Scientists of St. Petersburg State University of Industrial Technology and Design found a document of 1942 in the papers of the artillery department of the Northern Front. “We inform you that the S. M. Kirov Leningrad Textile Institute was evacuated to the city of. Ivanovo. On the issue raised regarding the invention of Comrade Bashkirov, it is not possible to provide assistance,” the document reads. It was signed by Nikolai Truevtsev, Director of the Kirov Leningrad Textile Institute. Rimma Timofeeva, Associate Professor of the Department of History and Theory of Art at St. Petersburg State University of Textile Arts, decided to find out what kind of document had turned up in the archives.
Rimma Alexandrovna found out that in 1941 the Leningrad textile institute named after S.M. Kirov. S.M. Kirov Leningrad Textile Institute graduates Matvey Bashkirov, who then during the war worked as a senior designer-researcher on defense inventions. We managed to find out what invention the graduate was working on. As a student, Matvey Bashkirov developed a design for silencing the sound of a live cartridge fired from a rifle or machine gun.

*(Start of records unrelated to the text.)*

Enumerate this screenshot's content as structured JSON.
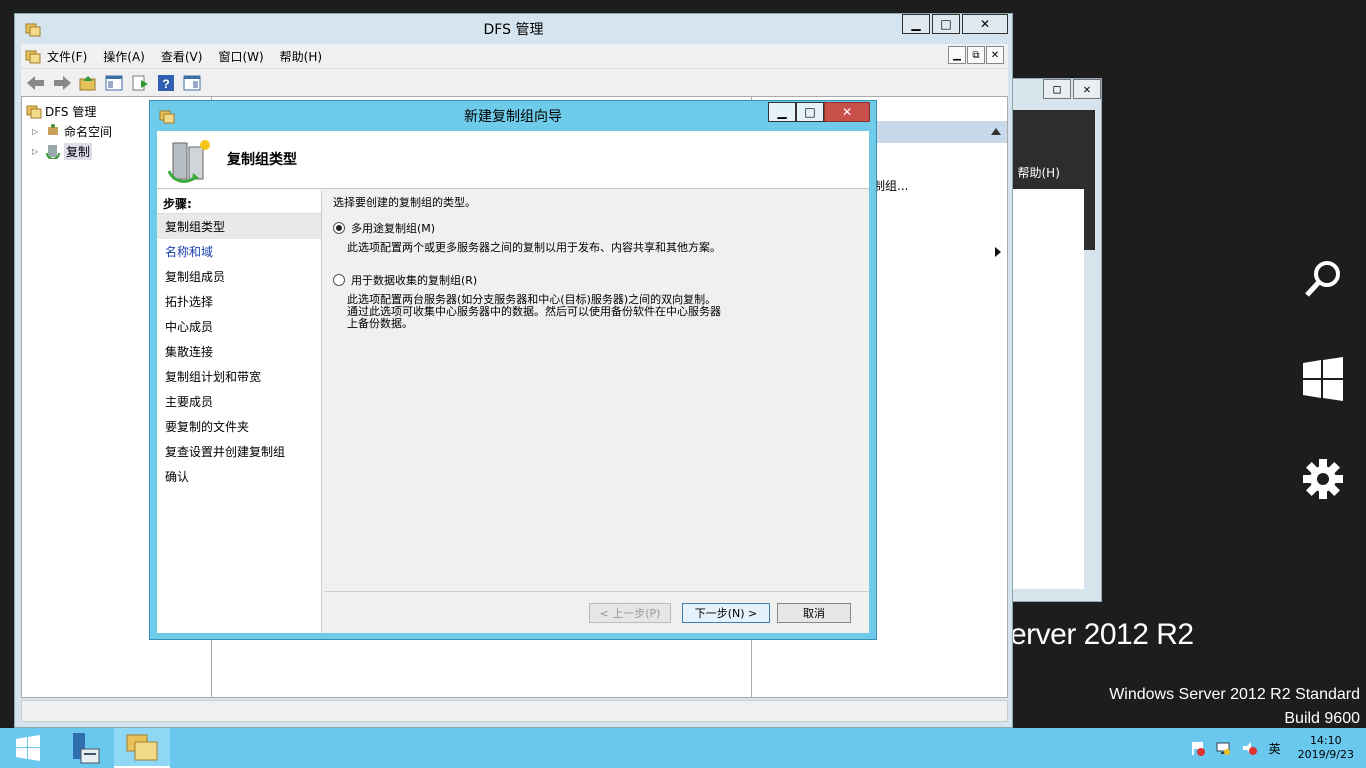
{
  "desktop": {
    "brand_big": "erver 2012 R2",
    "brand_line1": "Windows Server 2012 R2 Standard",
    "brand_line2": "Build 9600",
    "charms": [
      "search-icon",
      "start-icon",
      "settings-icon"
    ]
  },
  "bg_window": {
    "help_menu": ")   帮助(H)",
    "caps": [
      "□",
      "✕"
    ]
  },
  "mmc": {
    "title": "DFS 管理",
    "caps": [
      "▁",
      "□",
      "✕"
    ],
    "menu": [
      "文件(F)",
      "操作(A)",
      "查看(V)",
      "窗口(W)",
      "帮助(H)"
    ],
    "mdi_caps": [
      "▁",
      "⧉",
      "✕"
    ],
    "tree": {
      "root": "DFS 管理",
      "children": [
        "命名空间",
        "复制"
      ]
    },
    "actions_item": "制组..."
  },
  "wizard": {
    "title": "新建复制组向导",
    "caps": [
      "▁",
      "□",
      "✕"
    ],
    "header_title": "复制组类型",
    "steps_header": "步骤:",
    "steps": [
      "复制组类型",
      "名称和域",
      "复制组成员",
      "拓扑选择",
      "中心成员",
      "集散连接",
      "复制组计划和带宽",
      "主要成员",
      "要复制的文件夹",
      "复查设置并创建复制组",
      "确认"
    ],
    "lead": "选择要创建的复制组的类型。",
    "option1_label": "多用途复制组(M)",
    "option1_desc": "此选项配置两个或更多服务器之间的复制以用于发布、内容共享和其他方案。",
    "option2_label": "用于数据收集的复制组(R)",
    "option2_desc": "此选项配置两台服务器(如分支服务器和中心(目标)服务器)之间的双向复制。通过此选项可收集中心服务器中的数据。然后可以使用备份软件在中心服务器上备份数据。",
    "selected_option": 1,
    "buttons": {
      "back": "< 上一步(P)",
      "next": "下一步(N) >",
      "cancel": "取消"
    }
  },
  "taskbar": {
    "tray_lang": "英",
    "time": "14:10",
    "date": "2019/9/23"
  }
}
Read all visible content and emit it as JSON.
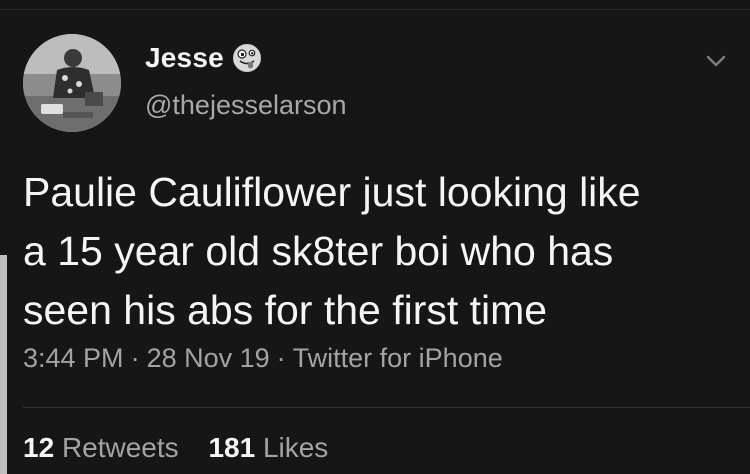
{
  "colors": {
    "background": "#161616",
    "text_primary": "#f5f5f5",
    "text_secondary": "#a3a3a3"
  },
  "author": {
    "display_name": "Jesse",
    "emoji_icon": "zany-face-icon",
    "handle": "@thejesselarson",
    "avatar_icon": "avatar-photo"
  },
  "menu": {
    "icon": "chevron-down-icon"
  },
  "tweet": {
    "text_lines": [
      "Paulie Cauliflower just looking like",
      "a 15 year old sk8ter boi who has",
      "seen his abs for the first time"
    ]
  },
  "meta": {
    "time": "3:44 PM",
    "separator": "·",
    "date": "28 Nov 19",
    "source": "Twitter for iPhone"
  },
  "stats": {
    "retweets_count": "12",
    "retweets_label": "Retweets",
    "likes_count": "181",
    "likes_label": "Likes"
  }
}
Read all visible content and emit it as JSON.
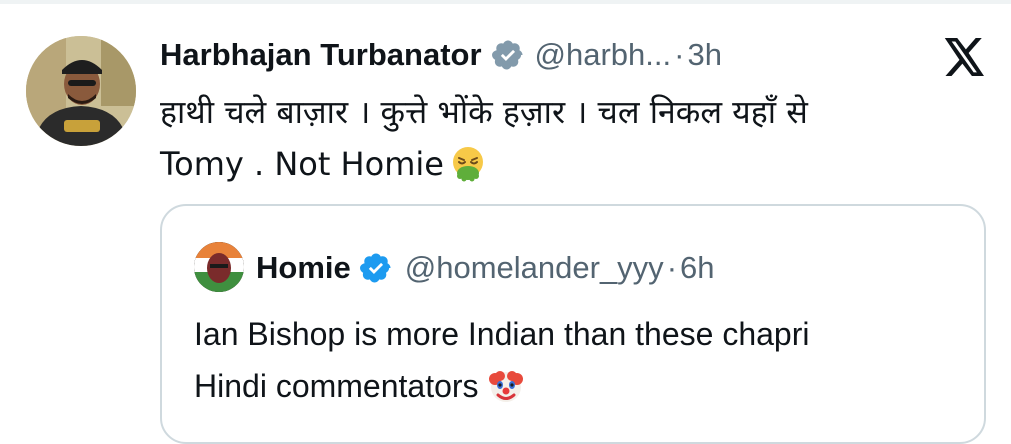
{
  "tweet": {
    "author_name": "Harbhajan Turbanator",
    "handle": "@harbh...",
    "separator": "·",
    "time": "3h",
    "text_line1": "हाथी चले बाज़ार । कुत्ते भोंके हज़ार । चल निकल यहाँ से",
    "text_line2": "Tomy . Not Homie",
    "emoji": "nauseated-face-icon",
    "menu_icon": "x-logo-icon"
  },
  "quoted_tweet": {
    "author_name": "Homie",
    "handle": "@homelander_yyy",
    "separator": "·",
    "time": "6h",
    "text_line1": "Ian Bishop is more Indian than these chapri",
    "text_line2": "Hindi commentators",
    "emoji": "clown-face-icon"
  },
  "colors": {
    "verified": "#1d9bf0",
    "secondary_text": "#536471",
    "border": "#cfd9de"
  }
}
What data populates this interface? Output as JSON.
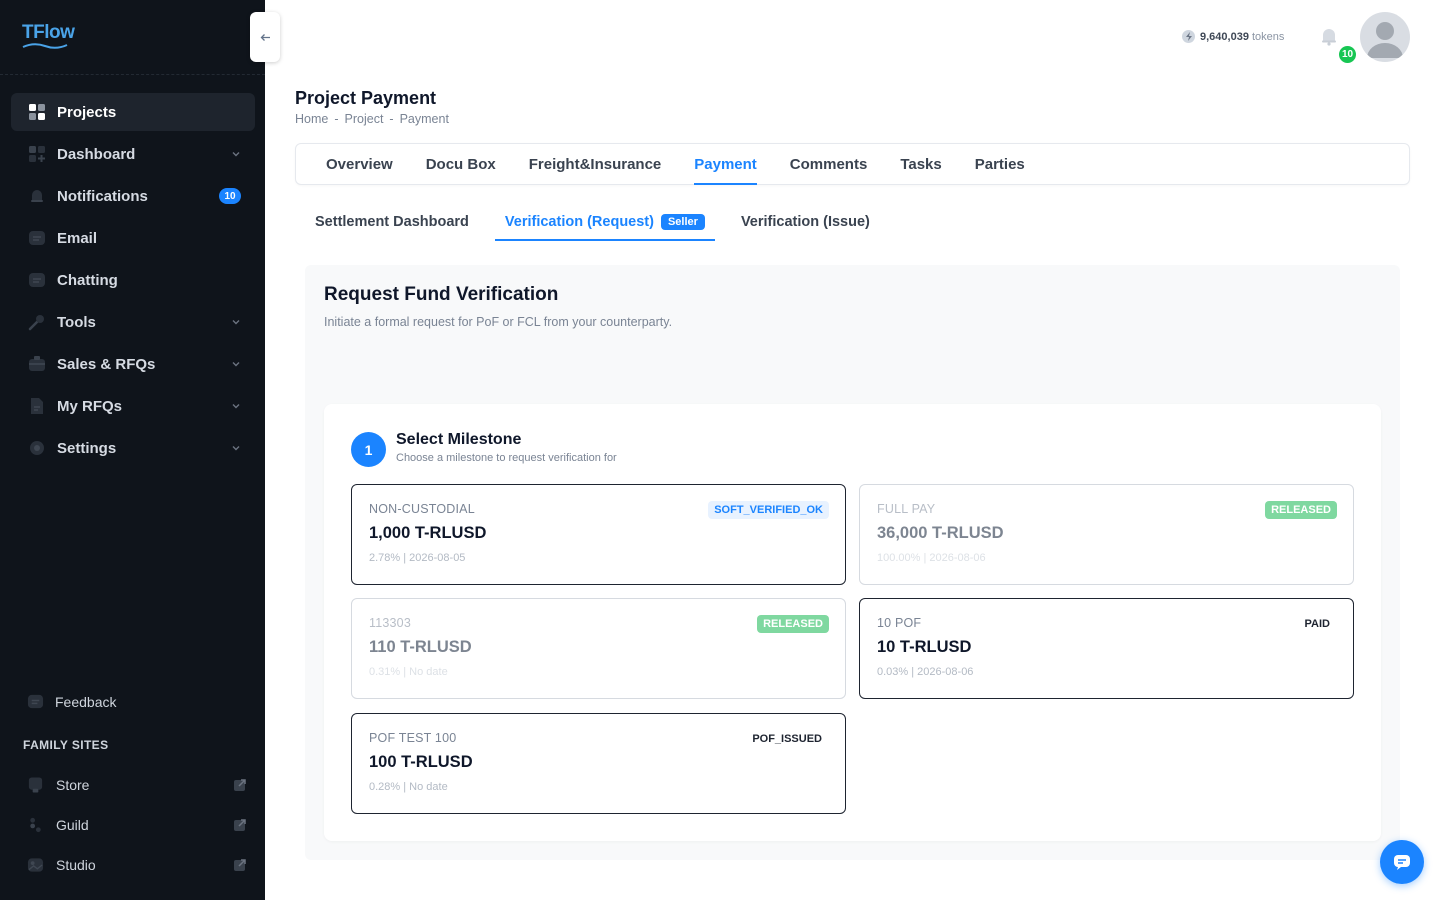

On March 18, 1942 Lieutenant Colonel Vasily Shebanin, deputy chief of artillery of the Lenfront, addressed the Institute with a request to assist Bashkirov and to produce a sample of such a silencer in the Institute's experimental workshops. But at that time the university was in evacuation in Ivanovo, it was not possible to assist the army, about what Shabanin in response to his request the director of the Leningrad textile institute named after S.M. Kirov Nikolai Trukov answered. S.M. Kirov Nikolai Truevtsev.
For the University, such finds, and the search process itself, are a replenishment of what has been lost, replenishment of the pages of history, preservation of memory, and an opportunity to walk in the footsteps of the war.